ISO would become 2000.
7.1 would up to the DLA limit of a future R at 45Mpixels so f/10 is OK I guess but f/16?
I am sure it would make a wonderful portable lens of course. This portability would make it successful depending of course on IQ and fast focusing capability.
Let's wait until it is out.
You're missing my point so I will reiterate as clearly as I know how.
So on all these threads about -f7.1 zoom a number of people have said it's unusable. That is,
f/7.1 is an unusable aperture (in the case of this patent and the recently-announced -500mm f/7.1 zoom)
for long lens work, birds in forests, etc.
These have been blanket statements about aperture, without regard to focal length.
I don't have a photograph to hand taken at 500mm f/7.1 - I could take one with the bare 500L. But I don't need to do that to make my point (which I have repeated on a number of threads), which is that
I have done a tonne of bird photography at f/10 and it's been fine - not too dark most of the time, and the backgrounds are adequately blurred.
Obviously using a zoom with a maximum aperture at the long end of f/7.1 is not precisely the same as using a 500mm + 2x TC stopped down a little. Obviously I have more reach*. But that is not the point being made here.
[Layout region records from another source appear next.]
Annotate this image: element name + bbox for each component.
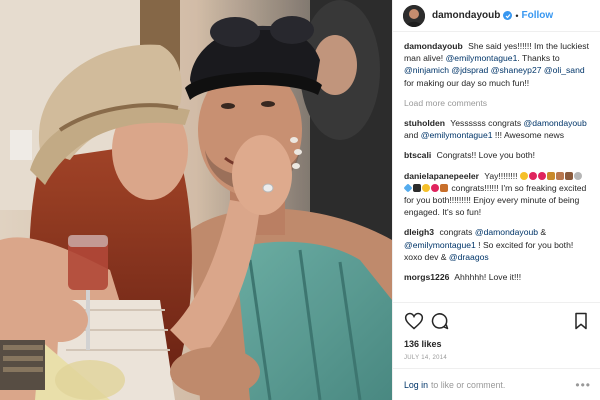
comment-text: Yessssss congrats [448, 118, 524, 129]
mention-link[interactable]: @emilymontague1 [446, 53, 518, 63]
mention-link[interactable]: @ninjamich [404, 65, 449, 75]
celebration-emoji-icon [413, 183, 421, 192]
ring-emoji-icon [573, 171, 582, 180]
comment-text: Congrats!! Love you both! [434, 150, 536, 161]
grin-emoji-icon [519, 171, 528, 180]
verified-badge-icon [503, 11, 513, 20]
post-sidebar: damondayoub • Follow damondayoub She sai… [392, 0, 600, 400]
comment-text: !!! Awesome news [492, 130, 565, 141]
load-more-comments-link[interactable]: Load more comments [404, 97, 591, 109]
caption-username[interactable]: damondayoub [404, 41, 463, 51]
comment-item: stuholden Yessssss congrats @damondayoub… [404, 117, 591, 141]
more-options-icon[interactable]: ••• [575, 378, 591, 392]
comment-username[interactable]: danielapanepeeler [404, 171, 479, 181]
comment-text: congrats [437, 227, 475, 238]
mention-link[interactable]: @shaneyp27 [491, 65, 542, 75]
post-header: damondayoub • Follow [393, 0, 600, 32]
mention-link[interactable]: @jdsprad [451, 65, 488, 75]
mention-link[interactable]: @draagos [449, 252, 489, 262]
comment-username[interactable]: morgs1226 [404, 272, 449, 282]
mention-link[interactable]: @emilymontague1 [404, 240, 476, 250]
mention-link[interactable]: @oli_sand [544, 65, 585, 75]
caption: damondayoub She said yes!!!!!! Im the lu… [404, 40, 591, 89]
bride-emoji-icon [555, 171, 564, 180]
comment-username[interactable]: dleigh3 [404, 227, 434, 237]
diamond-emoji-icon [403, 183, 413, 193]
header-separator: • [515, 10, 519, 21]
heart-emoji-icon [528, 171, 537, 180]
comment-item: dleigh3 congrats @damondayoub & @emilymo… [404, 226, 591, 263]
mention-link[interactable]: @emilymontague1 [421, 130, 493, 140]
heart-emoji-icon [422, 183, 430, 192]
comment-username[interactable]: stuholden [404, 118, 445, 128]
trophy-emoji-icon [546, 171, 555, 180]
post-photo[interactable] [0, 0, 392, 400]
groom-emoji-icon [564, 171, 573, 180]
caption-text: for making our day so much fun!! [404, 77, 530, 88]
bouquet-emoji-icon [440, 183, 448, 192]
comment-text: Yay!!!!!!!! [482, 170, 518, 181]
comment-text: & [538, 227, 547, 238]
follow-button[interactable]: Follow [522, 10, 554, 21]
post-date: JULY 14, 2014 [404, 355, 448, 361]
comment-item: danielapanepeeler Yay!!!!!!!! congrats!!… [403, 170, 591, 219]
caption-text: . Thanks to [517, 53, 560, 64]
post-actions: 136 likes JULY 14, 2014 [393, 302, 600, 362]
comment-username[interactable]: btscali [404, 150, 431, 160]
login-text: to like or comment. [430, 379, 506, 390]
bookmark-icon[interactable] [571, 311, 591, 331]
action-icons [404, 311, 591, 331]
likes-count[interactable]: 136 likes [404, 339, 591, 349]
heart-icon[interactable] [404, 311, 424, 331]
login-link[interactable]: Log in [404, 380, 428, 390]
comments-list[interactable]: damondayoub She said yes!!!!!! Im the lu… [393, 40, 600, 302]
comment-text: and [404, 130, 421, 141]
comment-item: morgs1226 Ahhhhh! Love it!!! [404, 271, 591, 283]
comment-item: btscali Congrats!! Love you both! [404, 149, 591, 161]
comment-text: Ahhhhh! Love it!!! [452, 272, 522, 283]
instagram-post: damondayoub • Follow damondayoub She sai… [0, 0, 600, 400]
header-username[interactable]: damondayoub [432, 10, 500, 21]
avatar[interactable] [403, 4, 425, 27]
comment-icon[interactable] [430, 311, 450, 331]
mention-link[interactable]: @damondayoub [524, 118, 587, 128]
mention-link[interactable]: @damondayoub [475, 227, 538, 237]
heart-emoji-icon [537, 171, 546, 180]
login-bar: Log in to like or comment. ••• [393, 368, 600, 400]
heart-emoji-icon [431, 183, 439, 192]
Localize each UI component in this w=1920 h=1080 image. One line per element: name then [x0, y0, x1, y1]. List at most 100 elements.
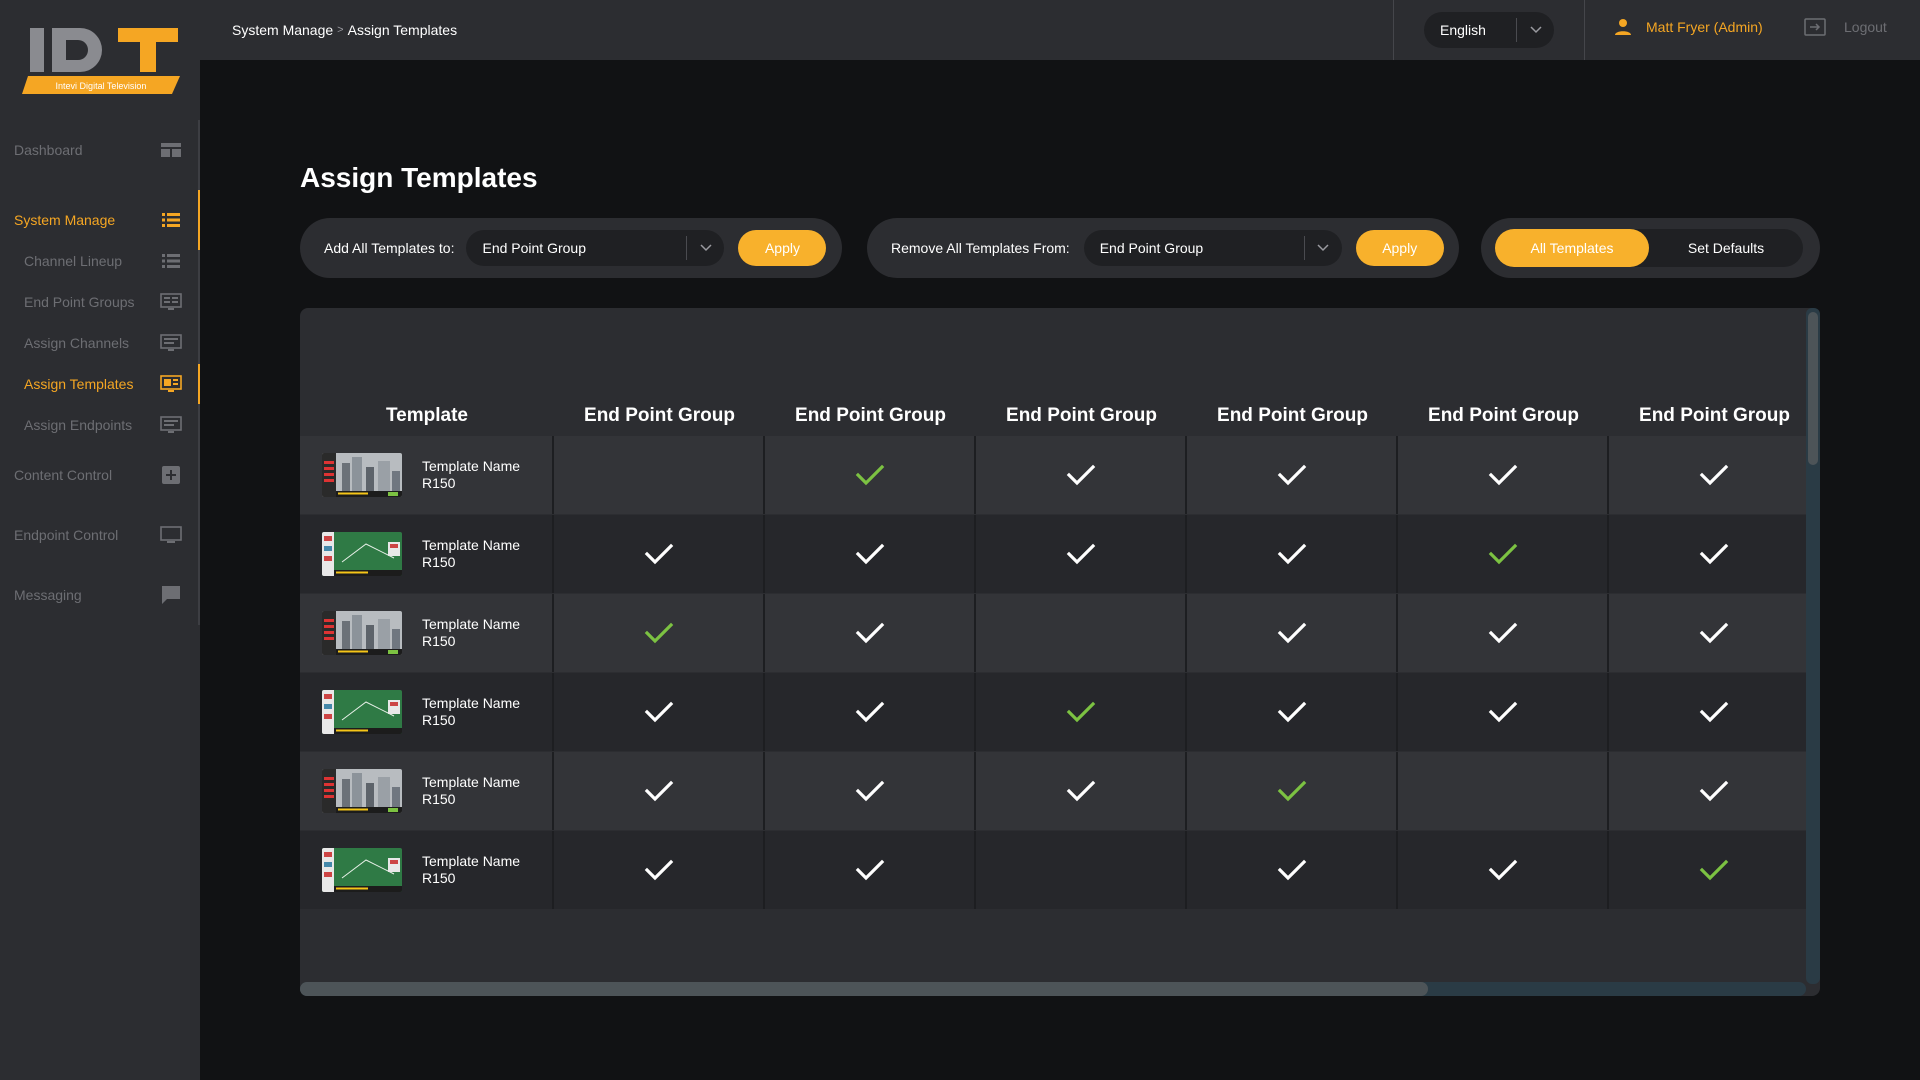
add-apply-button[interactable]: Apply	[738, 230, 827, 266]
check-icon[interactable]	[855, 700, 885, 724]
add-group-select[interactable]: End Point Group	[466, 230, 725, 266]
check-icon[interactable]	[1699, 700, 1729, 724]
table-header: Template End Point Group End Point Group En…	[300, 396, 1820, 436]
assignment-cell[interactable]	[554, 752, 765, 830]
sidebar-item-assign-templates[interactable]: Assign Templates	[0, 364, 200, 404]
assignment-cell[interactable]	[1609, 515, 1820, 593]
check-icon[interactable]	[1699, 542, 1729, 566]
assignment-cell[interactable]	[765, 436, 976, 514]
assignment-cell[interactable]	[554, 831, 765, 909]
assignment-cell[interactable]	[554, 515, 765, 593]
assignment-cell[interactable]	[765, 673, 976, 751]
default-check-icon[interactable]	[1699, 858, 1729, 882]
check-icon[interactable]	[1277, 542, 1307, 566]
default-check-icon[interactable]	[1277, 779, 1307, 803]
default-check-icon[interactable]	[1066, 700, 1096, 724]
check-icon[interactable]	[1277, 700, 1307, 724]
check-icon[interactable]	[644, 542, 674, 566]
assignment-cell[interactable]	[1398, 673, 1609, 751]
language-select[interactable]: English	[1424, 12, 1554, 48]
svg-text:Intevi Digital Television: Intevi Digital Television	[56, 81, 147, 91]
assignment-cell[interactable]	[1187, 673, 1398, 751]
assignment-cell[interactable]	[554, 436, 765, 514]
assignment-cell[interactable]	[1398, 831, 1609, 909]
check-icon[interactable]	[644, 858, 674, 882]
assignment-cell[interactable]	[1609, 436, 1820, 514]
sidebar-item-label: System Manage	[14, 212, 116, 228]
horizontal-scroll-thumb[interactable]	[300, 982, 1428, 996]
default-check-icon[interactable]	[1488, 542, 1518, 566]
template-cell: Template Name R150	[300, 673, 554, 751]
assignment-cell[interactable]	[1187, 436, 1398, 514]
default-check-icon[interactable]	[855, 463, 885, 487]
check-icon[interactable]	[855, 779, 885, 803]
table-row: Template Name R150	[300, 436, 1820, 514]
assignment-cell[interactable]	[976, 752, 1187, 830]
sidebar-item-messaging[interactable]: Messaging	[0, 575, 200, 615]
assignment-cell[interactable]	[554, 673, 765, 751]
check-icon[interactable]	[644, 700, 674, 724]
check-icon[interactable]	[855, 621, 885, 645]
check-icon[interactable]	[1277, 858, 1307, 882]
check-icon[interactable]	[1699, 621, 1729, 645]
assignment-cell[interactable]	[765, 752, 976, 830]
assignment-cell[interactable]	[765, 831, 976, 909]
assignment-cell[interactable]	[1187, 831, 1398, 909]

One last time: f/7.1 is perfectly usable for bird photography (and many other types), sometimes even in low light.
DLA is irrelevant to this discussion, but since you brought it up, the photograph I posted above was taken on a 5Ds, which has even smaller pixels than the rumoured R5. Unless you are cropping more heavily on a higher res sensor, diffraction is no more apparent regardless of resolution.
*as an aside, a shorter FL can produce equally- or even more blurred backgrounds if the MFD is shorter, and I'd expect these zoom lenses to focus closer than the supertelephoto primes.